- Associated Press - Thursday, January 30, 2014

INDIANAPOLIS (AP) - South Bend Tribune. Jan. 17, 2014.

Extend jobless aid; talk about funding

If you are among the 19,000 Hoosiers who’ve been jobless more than 26 weeks, it may be impossible to appreciate the ideological battle over the long-term extension of unemployment benefits that was shut down in the Senate last week. All your focus might be on keeping your cellphone connected and gasoline in the car to hunt for work.

It’s a shame the casualties of this first big fight of the 2014 election over domestic priorities are the unemployed.

What started out as a disagreement over spending turned into a debate over rights of the minority party, with each side blaming the other.

After the extension of aid for some 1.3 million long-term unemployed expired on Dec. 28, Democrats took the stand that renewing the benefits was an emergency; budgeting the expense was not. Republicans countered that the urgency had waned. They said renewing the aid should be paid for; deficit spending has spiraled for too long.

There is merit in both camps. Unemployment is still an emergency in the nation. One new job is available today for every three people who need work. Indiana’s average jobless rate is 7.3 percent. The national rate is 7 percent. The deficit, though, is so threatening to the nation’s long-term vitality that reducing it ought to be a part of any spending equation. Reconciling these two positions just doesn’t seem that difficult - at least to those of us outside of Congress.

Indiana Republican Sen.

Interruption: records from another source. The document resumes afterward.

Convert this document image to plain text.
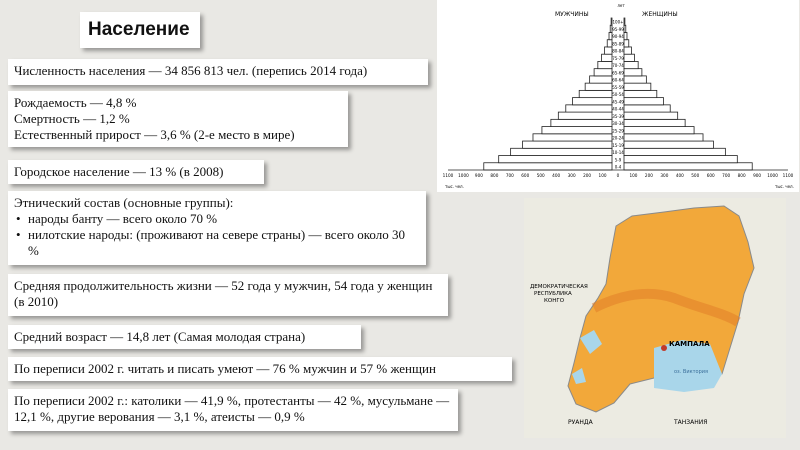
Население
Численность населения — 34 856 813 чел. (перепись 2014 года)
Рождаемость — 4,8 %
Смертность — 1,2 %
Естественный прирост — 3,6 % (2-е место в мире)
Городское население — 13 % (в 2008)
Этнический состав (основные группы):
• народы банту — всего около 70 %
• нилотские народы: (проживают на севере страны) — всего около 30 %
Средняя продолжительность жизни — 52 года у мужчин, 54 года у женщин (в 2010)
Средний возраст — 14,8 лет (Самая молодая страна)
По переписи 2002 г. читать и писать умеют — 76 % мужчин и 57 % женщин
По переписи 2002 г.: католики — 41,9 %, протестанты — 42 %, мусульмане — 12,1 %, другие верования — 3,1 %, атеисты — 0,9 %
МУЖЧИНЫ	ЖЕНЩИНЫ
лет
тыс. чел.	тыс. чел.
0-4
5-9
10-14
15-19
20-24
25-29
30-34
35-39
40-44
45-49
50-54
55-59
60-64
65-69
70-74
75-79
80-84
85-89
90-94
95-99
100+
1100 1000 900 800 700 600 500 400 300 200 100 0 100 200 300 400 500 600 700 800 900 1000 1100
КАМПАЛА
ДЕМОКРАТИЧЕСКАЯ РЕСПУБЛИКА КОНГО
оз. Виктория
РУАНДА	ТАНЗАНИЯ
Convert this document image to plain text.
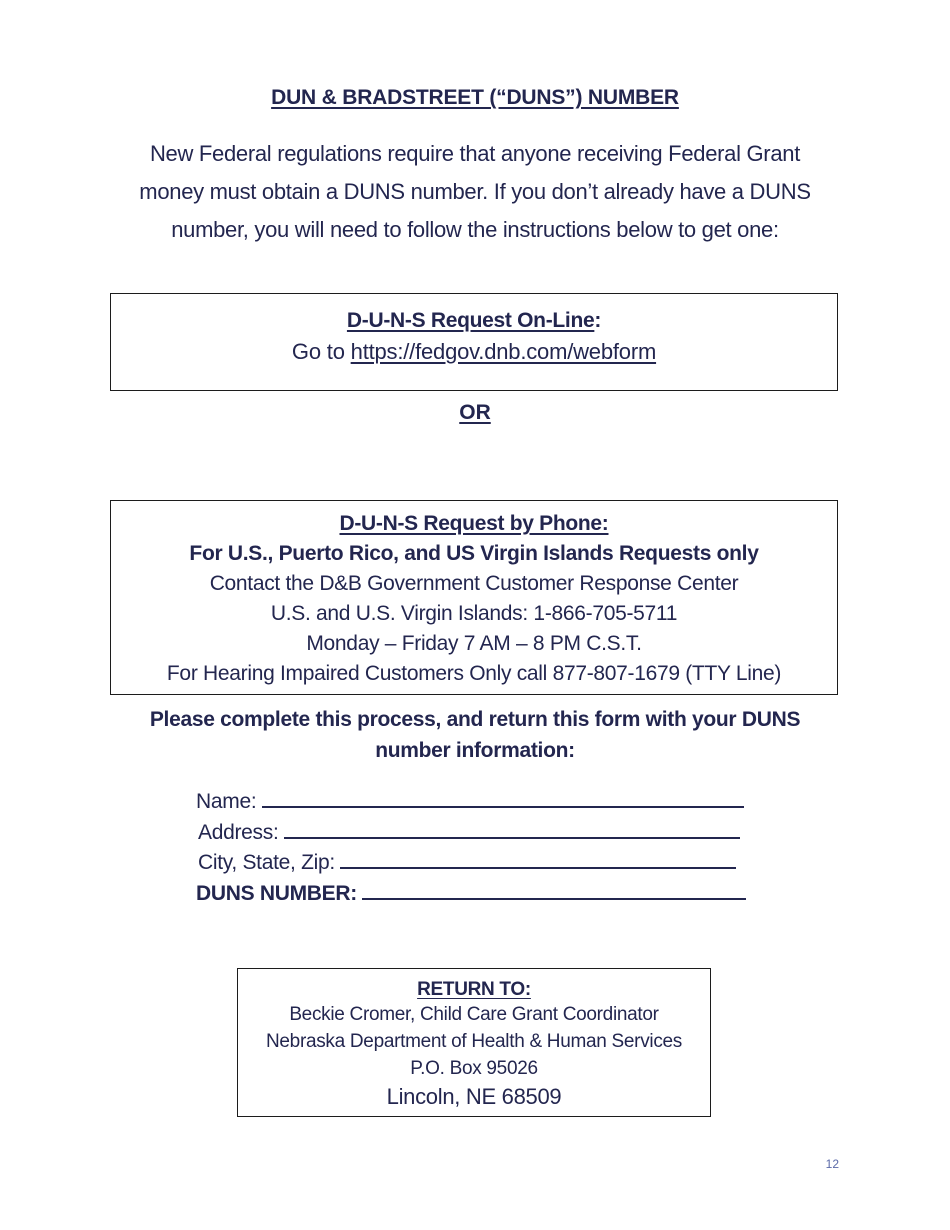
DUN & BRADSTREET (“DUNS”) NUMBER
New Federal regulations require that anyone receiving Federal Grant
money must obtain a DUNS number. If you don’t already have a DUNS
number, you will need to follow the instructions below to get one:
D-U-N-S Request On-Line:
Go to https://fedgov.dnb.com/webform
OR
D-U-N-S Request by Phone:
For U.S., Puerto Rico, and US Virgin Islands Requests only
Contact the D&B Government Customer Response Center
U.S. and U.S. Virgin Islands: 1-866-705-5711
Monday – Friday 7 AM – 8 PM C.S.T.
For Hearing Impaired Customers Only call 877-807-1679 (TTY Line)
Please complete this process, and return this form with your DUNS
number information:
Name:
Address:
City, State, Zip:
DUNS NUMBER:
RETURN TO:
Beckie Cromer, Child Care Grant Coordinator
Nebraska Department of Health & Human Services
P.O. Box 95026
Lincoln, NE 68509
12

Dan Coats, we were glad to note, was one of six GOP members who voted along with 52 Democrats on Jan. 7 to overcome a key procedural hurdle to allow debate on unemployment compensation to proceed.

Optimism that a deal might be struck, however, was short-lived.

Coats was among those who proposed paying the costs through such means as prohibiting simultaneous collection of Social Security Disability Insurance and unemployment insurance; addressing abuse of the federal child tax credit; delaying the Affordable Care Act mandates; and reforming unemployment insurance programs to require those receiving benefits to demonstrate that they are making a sustained job search.

Senate Majority Leader Harry Reid, D-Nevada, called the Republicans’ effort a thinly veiled filibuster. For their part, Republicans complained Reid shut them out of decision-making. Good points, again, on both sides.

But Republicans really can’t claim this umpteenth attempt at scuttling the Affordable Care Act as a sincere attempt at compromise. And Democrats must honestly come to grips with the reality that our downsized nation can’t afford the government it has.

Many experts say long-term unemployment assistance is necessary both for the good of those receiving it and to sustain the country’s recovery from recession. Congress should renew the benefits and agree on how to budget the cost.

The $1.1 trillion spending bill Congress hammered out last week is reason to hope a deal on unemployment can be made soon. Both parties surely remember that the unemployed will vote this fall, too.